Chinatown and Little Italy are probably the most well-branded neighborhoods in the city. In a grid system where every corner store and subway entrance starts to look the same, sometimes you need some in-your-face visual cues to tell you where you are. And these two do just that.
The neighborhoods are very visually distinct: from the crowded Chinese signs and bright lanterns the light up Chinatown to the hard to miss sign that welcomes you to Little Italy. Geographically, the two neighborhoods are packed in tight, bleeding into each other so it’s impossible to discern where one ends and the other begins. Not to mention the blurred borders of LES and Two Bridges and Nolita. It’s one big cluttered landscape filled with activity and life and tourists and history and everything you love about the city and everything you hate too.
Little Italy is, for better or worse, a caricature of the Italian American history that is so prominent in this city.

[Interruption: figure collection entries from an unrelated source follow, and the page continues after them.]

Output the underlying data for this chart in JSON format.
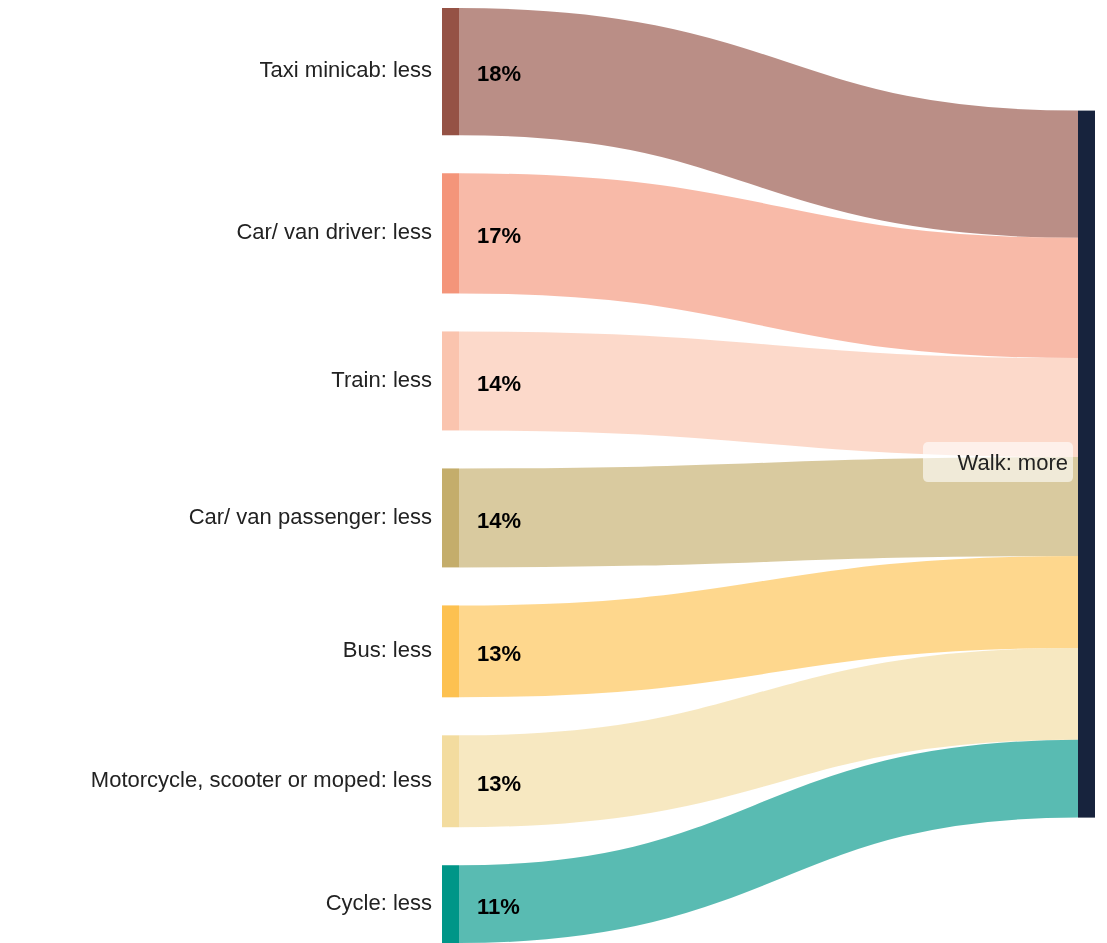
{
  "chart_data": {
    "type": "other",
    "categories": [
      "Taxi minicab: less",
      "Car/ van driver: less",
      "Train: less",
      "Car/ van passenger: less",
      "Bus: less",
      "Motorcycle, scooter or moped: less",
      "Cycle: less"
    ],
    "colors": [
      "#955245",
      "#f4957a",
      "#fac4ae",
      "#c4ad6b",
      "#fdc150",
      "#f3dc9f",
      "#009688"
    ],
    "series": [
      {
        "name": "Walk: more",
        "color": "#17233d",
        "values": [
          18,
          17,
          14,
          14,
          13,
          13,
          11
        ],
        "value_labels": [
          "18%",
          "17%",
          "14%",
          "14%",
          "13%",
          "13%",
          "11%"
        ]
      }
    ]
  }
}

These days, the old school establishments and tourist traps meld into one pedestrian nightmare, spilling into the streets, blending in to each other like the same restaurant in 12 fonts. The proud sign welcoming you into the microneighborhood almost serving as a warning that you’ll have to crowd cut your way through the next two blocks. We all like the idea of Little Italy more than the execution, it’s a façade that tourists happily buy into like a false tradition while locals steer clear on most occasions. It serves its purpose for specific moments.
And then there is Chinatown. One of several Chinese enclaves in the five boroughs, and one of the most beloved neighborhoods in the city. Manhattan’s Chinatown is a classic tourist attraction. Ostentatiously branded with theatrically Chinese architectural embellishments and lanterns lighting up the narrow streets. And yet despite the infestation of gaudy souvenir shops selling your name on a keychain and I LOVE NEW YORK t-shirts, there is still an overwhelming sense of community, almost stubbornly so.
Hidden in the chaotic facades and loud signage is masked regional diversity, restaurants that to outsiders all look the same, offer the Chinese community a breadth of culinary traditions from various parts of China and in a way sits as a physical representation of a history of the diaspora. Street vendors and grocers splay out, making it a constant traffic jam, whether you’re on four wheels, two, or on foot. Manhattan Chinatown has a lot of good, cheap food. Some exist to serve tourists more, some cater more to the community, many many are caught up in local politics, but souvenir shop eyesores aside it is a place worth going to again and again as a core part of city life and the sensational imagination of city life.